Smith’s conditioning issues and academic suspension, however, left Hopkins in an even worse position than during prior years. With then-freshman center Bradley Hayes struggling to produce, the forward was forced to do all the work that was supposed to be reserved for Smith. As a result, Hopkins often floundered, stuck in between the power forward and center positions.
This year, Hopkins might finally be getting the help that he needs. Five freshmen bring depth to a team that was severely lacking in previous years, and a rejuvenated Smith should allow the frontcourt to excel.
“I’m able to move to the 4 position a lot more… the front court is going to be looking really good this year,” said Hopkins. “With five freshmen coming in, a couple of those guys are going to have to play a lot of minutes to help us out this year.”
Hopkins’s rebounding and defense should vastly improve as he will play almost exclusively at power forward, a much more natural position for him.

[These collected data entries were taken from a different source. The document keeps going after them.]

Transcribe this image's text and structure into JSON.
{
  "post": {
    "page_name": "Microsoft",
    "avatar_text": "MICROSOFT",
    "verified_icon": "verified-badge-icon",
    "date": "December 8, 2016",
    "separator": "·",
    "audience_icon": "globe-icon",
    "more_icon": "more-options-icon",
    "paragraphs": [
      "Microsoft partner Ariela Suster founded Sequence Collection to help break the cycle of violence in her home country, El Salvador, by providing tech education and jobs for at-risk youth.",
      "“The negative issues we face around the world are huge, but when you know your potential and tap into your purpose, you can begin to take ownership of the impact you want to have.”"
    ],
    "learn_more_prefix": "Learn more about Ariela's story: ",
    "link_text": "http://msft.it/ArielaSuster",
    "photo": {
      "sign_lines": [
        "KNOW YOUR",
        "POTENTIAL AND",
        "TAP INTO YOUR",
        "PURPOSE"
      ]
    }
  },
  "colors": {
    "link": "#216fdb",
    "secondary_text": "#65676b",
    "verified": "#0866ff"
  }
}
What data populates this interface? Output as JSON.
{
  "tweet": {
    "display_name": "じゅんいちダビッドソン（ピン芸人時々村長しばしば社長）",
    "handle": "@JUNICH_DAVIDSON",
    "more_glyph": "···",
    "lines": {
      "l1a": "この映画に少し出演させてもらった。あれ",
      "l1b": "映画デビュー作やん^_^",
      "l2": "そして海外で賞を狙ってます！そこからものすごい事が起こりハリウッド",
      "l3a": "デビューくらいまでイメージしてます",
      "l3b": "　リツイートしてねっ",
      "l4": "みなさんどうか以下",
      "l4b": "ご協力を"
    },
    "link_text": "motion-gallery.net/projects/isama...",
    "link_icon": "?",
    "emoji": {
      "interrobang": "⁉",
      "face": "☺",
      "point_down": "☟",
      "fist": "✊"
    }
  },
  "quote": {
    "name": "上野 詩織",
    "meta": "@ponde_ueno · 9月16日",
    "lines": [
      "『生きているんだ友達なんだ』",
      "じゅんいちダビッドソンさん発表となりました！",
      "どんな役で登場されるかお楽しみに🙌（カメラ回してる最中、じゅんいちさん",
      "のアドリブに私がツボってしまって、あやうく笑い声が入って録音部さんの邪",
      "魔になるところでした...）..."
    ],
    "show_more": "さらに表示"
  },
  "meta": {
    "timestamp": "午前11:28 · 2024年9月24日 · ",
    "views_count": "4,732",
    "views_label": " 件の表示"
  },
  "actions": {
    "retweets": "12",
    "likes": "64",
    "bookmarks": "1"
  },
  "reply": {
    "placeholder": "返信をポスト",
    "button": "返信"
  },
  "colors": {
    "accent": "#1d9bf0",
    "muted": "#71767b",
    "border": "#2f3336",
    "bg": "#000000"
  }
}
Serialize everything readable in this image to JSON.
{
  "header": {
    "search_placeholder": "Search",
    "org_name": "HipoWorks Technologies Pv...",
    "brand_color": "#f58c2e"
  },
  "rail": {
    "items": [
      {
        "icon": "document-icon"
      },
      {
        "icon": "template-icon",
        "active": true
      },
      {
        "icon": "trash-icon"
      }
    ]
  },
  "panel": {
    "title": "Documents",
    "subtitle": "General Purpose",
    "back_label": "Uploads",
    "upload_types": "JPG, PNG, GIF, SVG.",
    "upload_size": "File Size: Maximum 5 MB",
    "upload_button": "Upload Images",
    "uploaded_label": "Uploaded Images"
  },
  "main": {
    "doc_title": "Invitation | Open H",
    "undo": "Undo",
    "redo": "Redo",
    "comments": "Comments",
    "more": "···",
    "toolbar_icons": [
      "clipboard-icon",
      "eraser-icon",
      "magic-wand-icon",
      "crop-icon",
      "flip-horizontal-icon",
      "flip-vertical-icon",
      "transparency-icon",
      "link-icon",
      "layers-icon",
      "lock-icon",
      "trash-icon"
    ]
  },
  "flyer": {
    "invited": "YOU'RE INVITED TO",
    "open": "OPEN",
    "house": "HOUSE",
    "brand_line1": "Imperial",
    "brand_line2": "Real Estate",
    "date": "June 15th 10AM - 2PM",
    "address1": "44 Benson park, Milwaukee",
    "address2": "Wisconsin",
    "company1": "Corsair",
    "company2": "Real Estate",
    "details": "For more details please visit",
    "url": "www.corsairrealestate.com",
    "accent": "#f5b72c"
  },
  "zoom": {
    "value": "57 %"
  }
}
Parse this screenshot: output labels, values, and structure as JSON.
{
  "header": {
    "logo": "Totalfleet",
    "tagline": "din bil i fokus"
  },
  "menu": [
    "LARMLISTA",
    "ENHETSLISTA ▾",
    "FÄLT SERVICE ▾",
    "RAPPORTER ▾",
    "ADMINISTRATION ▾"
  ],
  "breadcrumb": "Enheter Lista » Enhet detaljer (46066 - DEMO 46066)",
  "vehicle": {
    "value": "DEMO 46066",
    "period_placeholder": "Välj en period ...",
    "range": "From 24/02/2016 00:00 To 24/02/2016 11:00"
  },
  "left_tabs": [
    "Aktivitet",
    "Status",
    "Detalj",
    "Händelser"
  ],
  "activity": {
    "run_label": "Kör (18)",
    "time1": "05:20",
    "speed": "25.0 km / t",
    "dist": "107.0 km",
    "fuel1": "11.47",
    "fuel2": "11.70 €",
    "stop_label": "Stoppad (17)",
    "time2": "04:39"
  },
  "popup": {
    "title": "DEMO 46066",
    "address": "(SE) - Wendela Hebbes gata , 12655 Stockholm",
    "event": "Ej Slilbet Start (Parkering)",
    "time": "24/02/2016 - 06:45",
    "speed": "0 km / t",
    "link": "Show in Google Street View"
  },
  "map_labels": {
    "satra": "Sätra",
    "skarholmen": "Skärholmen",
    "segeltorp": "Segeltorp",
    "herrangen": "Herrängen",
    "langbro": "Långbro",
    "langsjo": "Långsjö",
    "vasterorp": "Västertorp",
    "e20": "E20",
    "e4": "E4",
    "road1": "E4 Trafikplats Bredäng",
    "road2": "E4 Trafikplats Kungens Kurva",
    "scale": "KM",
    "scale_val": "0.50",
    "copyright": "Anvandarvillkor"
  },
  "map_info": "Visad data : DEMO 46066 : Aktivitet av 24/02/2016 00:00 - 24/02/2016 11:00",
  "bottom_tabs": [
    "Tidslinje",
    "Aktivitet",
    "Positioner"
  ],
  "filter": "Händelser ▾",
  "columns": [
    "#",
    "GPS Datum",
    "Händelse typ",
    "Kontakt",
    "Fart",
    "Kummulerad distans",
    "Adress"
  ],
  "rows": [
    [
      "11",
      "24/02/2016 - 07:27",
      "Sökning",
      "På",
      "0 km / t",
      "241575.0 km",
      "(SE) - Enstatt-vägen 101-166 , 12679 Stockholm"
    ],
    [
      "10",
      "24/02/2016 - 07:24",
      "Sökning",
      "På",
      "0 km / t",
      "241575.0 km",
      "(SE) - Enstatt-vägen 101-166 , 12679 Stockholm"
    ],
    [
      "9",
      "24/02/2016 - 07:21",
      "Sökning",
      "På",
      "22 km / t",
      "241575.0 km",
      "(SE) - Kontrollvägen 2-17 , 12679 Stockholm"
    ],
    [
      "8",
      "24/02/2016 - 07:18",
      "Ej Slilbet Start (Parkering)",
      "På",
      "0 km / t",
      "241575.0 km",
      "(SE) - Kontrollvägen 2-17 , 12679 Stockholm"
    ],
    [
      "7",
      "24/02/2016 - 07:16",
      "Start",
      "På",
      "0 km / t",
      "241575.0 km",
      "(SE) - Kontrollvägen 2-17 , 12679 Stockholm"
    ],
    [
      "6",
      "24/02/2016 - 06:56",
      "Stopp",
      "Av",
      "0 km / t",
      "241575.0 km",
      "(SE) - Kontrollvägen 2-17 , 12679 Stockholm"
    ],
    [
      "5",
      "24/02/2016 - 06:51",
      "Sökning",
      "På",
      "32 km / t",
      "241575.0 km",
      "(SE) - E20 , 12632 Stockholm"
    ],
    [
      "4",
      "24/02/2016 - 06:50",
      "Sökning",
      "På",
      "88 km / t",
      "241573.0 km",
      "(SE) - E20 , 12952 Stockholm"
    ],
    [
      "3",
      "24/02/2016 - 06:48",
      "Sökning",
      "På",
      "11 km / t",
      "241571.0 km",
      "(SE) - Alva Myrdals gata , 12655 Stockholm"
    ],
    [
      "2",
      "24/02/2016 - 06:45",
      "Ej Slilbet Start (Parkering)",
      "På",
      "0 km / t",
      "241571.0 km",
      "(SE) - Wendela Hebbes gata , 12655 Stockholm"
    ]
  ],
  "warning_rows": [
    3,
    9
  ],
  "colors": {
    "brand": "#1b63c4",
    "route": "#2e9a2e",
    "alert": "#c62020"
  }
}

However, in the spirit of the team’s “no more excuses” mentality, Hopkins has taken steps to ensure he doesn’t have to rely on a position or a teammate in order to contribute defensively.
“I just worked on getting a lot stronger, working on being more versatile, and playing defense without fouling—one of the biggest issues for me last year,” Hopkins said.
Many of the freshmen are known for their shot-making ability, and analysts already predict a huge year from Smith-Rivera, so scoring doesn’t have to be Hopkins’s first priority. He needs to be able to be a presence at the basket without getting into foul trouble.
This season will allow Hopkins to prove he is more to this team than just an amalgamation of his physical skills. He’s an incredibly underrated leader and will be needed more than ever with the new host of freshmen.
“We are just trying to keep them enthused, let them know that we need them… teach them the offense, teach them the defensive principles, and let them know the things Coach Thompson expects from us on the court,” Hopkins said.
And while thinking about the variables is all well and good, the senior really only has one thing on his mind.
“I mean I’m always excited to play basketball,” he said with a smile.
With the help in the frontcourt he has wanted for years, Hopkins finally has a chance to really shine as an individual in his last year on the Hilltop. Although, if you haven’t guessed by now, Hopkins isn’t particularly concerned with what he can do individually.
“I just want to win as a team. … If we win, then we all succeed.”